U.S. Marine Corps Cpl. Scott McDonell, an assaultman with Charlie Company, 1st Battalion, 2nd Marine Regiment, 2nd Marine Division, believes in doing the right thing.
“When you are presented with a scenario where it is up to you to do what you can (to help someone), you could be the guy who just looks the other way,” McDonell said during an interview at the II Marine Expeditionary Force Headquarters, Jan. 22.
During a trip to Wilmington to visit a friend, McDonell was faced with just such a scenario.
“I was driving up Market Street and saw a car was on fire after hitting a tree,” McDonell recalled. “I stopped my car, put on my hazards and went to help.”
As McDonell’s friend helped a passenger who was leaning out the window, McDonell moved to assist the driver. Upon stabilizing her, she asked him to help her friend in the back, who was unconscious. McDonell used his Marine Corps casualty evacuation training to act calmly and decisively.
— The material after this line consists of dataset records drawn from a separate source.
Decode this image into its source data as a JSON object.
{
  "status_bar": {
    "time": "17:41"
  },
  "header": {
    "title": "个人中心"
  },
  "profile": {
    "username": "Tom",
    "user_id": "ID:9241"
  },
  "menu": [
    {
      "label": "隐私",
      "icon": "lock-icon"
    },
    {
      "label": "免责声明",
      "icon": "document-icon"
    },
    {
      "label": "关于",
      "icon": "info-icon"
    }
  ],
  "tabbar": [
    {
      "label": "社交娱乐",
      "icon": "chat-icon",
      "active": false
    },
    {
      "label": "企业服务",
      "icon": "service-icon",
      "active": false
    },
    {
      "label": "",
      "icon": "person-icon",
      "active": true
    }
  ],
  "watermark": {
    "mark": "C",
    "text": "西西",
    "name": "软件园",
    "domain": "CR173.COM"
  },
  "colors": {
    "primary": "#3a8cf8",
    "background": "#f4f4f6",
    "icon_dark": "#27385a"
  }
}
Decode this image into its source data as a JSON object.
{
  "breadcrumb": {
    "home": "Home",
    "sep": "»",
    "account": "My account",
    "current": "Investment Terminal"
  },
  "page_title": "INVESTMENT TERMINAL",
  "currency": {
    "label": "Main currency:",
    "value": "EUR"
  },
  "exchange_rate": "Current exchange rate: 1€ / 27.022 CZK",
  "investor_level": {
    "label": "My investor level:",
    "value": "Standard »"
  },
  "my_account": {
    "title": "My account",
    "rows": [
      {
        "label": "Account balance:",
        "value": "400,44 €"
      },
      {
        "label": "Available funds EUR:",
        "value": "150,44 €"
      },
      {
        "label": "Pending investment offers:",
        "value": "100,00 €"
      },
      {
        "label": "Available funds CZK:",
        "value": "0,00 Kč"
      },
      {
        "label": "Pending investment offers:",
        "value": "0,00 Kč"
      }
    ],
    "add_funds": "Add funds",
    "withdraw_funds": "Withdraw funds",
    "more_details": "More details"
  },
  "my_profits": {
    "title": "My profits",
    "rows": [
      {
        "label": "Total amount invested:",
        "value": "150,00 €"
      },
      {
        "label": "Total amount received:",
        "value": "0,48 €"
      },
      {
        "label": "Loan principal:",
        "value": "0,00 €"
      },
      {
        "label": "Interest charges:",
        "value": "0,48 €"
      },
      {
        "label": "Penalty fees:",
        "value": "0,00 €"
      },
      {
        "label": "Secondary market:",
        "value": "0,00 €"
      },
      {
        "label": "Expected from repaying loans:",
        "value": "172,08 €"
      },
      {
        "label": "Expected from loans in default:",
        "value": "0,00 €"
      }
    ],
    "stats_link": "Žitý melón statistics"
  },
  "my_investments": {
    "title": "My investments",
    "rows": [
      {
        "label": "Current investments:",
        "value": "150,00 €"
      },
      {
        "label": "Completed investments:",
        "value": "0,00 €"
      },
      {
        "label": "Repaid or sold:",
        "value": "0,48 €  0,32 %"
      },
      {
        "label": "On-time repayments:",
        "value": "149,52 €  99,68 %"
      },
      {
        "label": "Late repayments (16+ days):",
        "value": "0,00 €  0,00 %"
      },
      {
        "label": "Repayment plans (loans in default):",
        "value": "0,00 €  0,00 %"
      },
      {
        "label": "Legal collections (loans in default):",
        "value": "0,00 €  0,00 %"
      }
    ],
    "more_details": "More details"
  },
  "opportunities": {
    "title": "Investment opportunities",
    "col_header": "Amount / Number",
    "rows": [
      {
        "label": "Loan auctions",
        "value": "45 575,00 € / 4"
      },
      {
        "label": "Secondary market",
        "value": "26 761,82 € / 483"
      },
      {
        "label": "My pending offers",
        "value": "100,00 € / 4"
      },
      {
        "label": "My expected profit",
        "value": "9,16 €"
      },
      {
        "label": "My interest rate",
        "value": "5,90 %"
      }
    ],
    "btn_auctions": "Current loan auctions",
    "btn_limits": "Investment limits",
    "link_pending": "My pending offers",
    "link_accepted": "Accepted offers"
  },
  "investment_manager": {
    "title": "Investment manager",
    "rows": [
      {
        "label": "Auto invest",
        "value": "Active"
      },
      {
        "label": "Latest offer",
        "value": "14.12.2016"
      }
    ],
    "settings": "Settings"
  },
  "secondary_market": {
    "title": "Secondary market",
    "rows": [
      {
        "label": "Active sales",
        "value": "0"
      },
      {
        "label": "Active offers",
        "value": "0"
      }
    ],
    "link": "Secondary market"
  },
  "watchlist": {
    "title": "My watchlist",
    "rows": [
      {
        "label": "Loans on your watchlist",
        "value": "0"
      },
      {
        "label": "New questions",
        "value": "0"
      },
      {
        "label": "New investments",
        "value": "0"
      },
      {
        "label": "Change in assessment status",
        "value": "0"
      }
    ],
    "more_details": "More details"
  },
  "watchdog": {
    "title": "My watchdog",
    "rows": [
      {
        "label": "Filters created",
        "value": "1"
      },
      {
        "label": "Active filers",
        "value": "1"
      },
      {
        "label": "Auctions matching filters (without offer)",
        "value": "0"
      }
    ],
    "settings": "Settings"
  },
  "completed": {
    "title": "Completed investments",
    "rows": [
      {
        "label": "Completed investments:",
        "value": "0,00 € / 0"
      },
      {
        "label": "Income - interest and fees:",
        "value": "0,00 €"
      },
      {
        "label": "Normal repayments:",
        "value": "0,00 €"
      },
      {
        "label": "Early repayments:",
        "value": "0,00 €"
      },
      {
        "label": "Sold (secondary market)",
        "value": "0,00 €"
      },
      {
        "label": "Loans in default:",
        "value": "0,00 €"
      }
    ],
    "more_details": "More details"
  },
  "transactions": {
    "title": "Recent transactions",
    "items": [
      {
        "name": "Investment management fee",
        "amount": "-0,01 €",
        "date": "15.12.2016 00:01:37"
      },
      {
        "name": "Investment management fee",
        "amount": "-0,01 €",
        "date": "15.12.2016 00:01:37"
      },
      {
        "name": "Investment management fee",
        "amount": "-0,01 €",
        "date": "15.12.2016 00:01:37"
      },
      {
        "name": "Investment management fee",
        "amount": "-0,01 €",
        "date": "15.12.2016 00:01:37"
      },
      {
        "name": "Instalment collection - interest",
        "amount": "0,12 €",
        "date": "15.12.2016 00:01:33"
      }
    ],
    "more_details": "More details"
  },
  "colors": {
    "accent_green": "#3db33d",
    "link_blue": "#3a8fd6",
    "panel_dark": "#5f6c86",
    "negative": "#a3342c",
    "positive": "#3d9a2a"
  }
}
“Normal protocol would be to not touch anyone since they could be injured from the accident,” McDonell said. “Given that the car was on fire, the best course of action was to pull them out and ensure they were safe, stable and away from the vehicle.”
After emergency services arrived, a victim asked McDonell to accompany them to the hospital. There, McDonell comforted the victims’ family members.
“I know, if I had been in a situation like that, it would be comforting to know that the person who helped me was there,” McDonell said. “I was able to give some of the family members insight into what happened and serve as a sort of stabilizer with what was going on.”
Maj. Gen. David Furness, commanding general, 2nd MARDIV, stated how impressed he was with McDonell’s actions during a brief meeting.
“You acted how we expect young NCO’s to act,” Furness said. “You look the part and you clearly acted the part.”
Furness also presented McDonell with a challenge coin and stated how proud he was of the 24-year-old Manassas, Virginia native.
“We try to instill a bias for action in our young leaders,” Furness said at a Jan. 28 meeting on the command deck of II MEF Headquarters. “In those situations, an imperfect plan executed now is better than a perfect plan two hours from now. All Marines are trained to be combat lifesavers and I am sure that training did him well.”
Furness also believes vigilance is important for all Marines, whether in uniform or not.
“We exist to support and defend the Constitution, but we also support the American public. As a Marine, it should be your action to commiserate and not look the other way. Clearly that’s what he did. … I’m quite proud of him. This is how you like Marines to act. It’s heartening when you see those actions from a young NCO.”
McDonell plans to reenlist in the Marine Corps and be a career Marine.
“What it boils down to is doing the right thing. Ultimately, you will know what the right thing is,” McDonell said.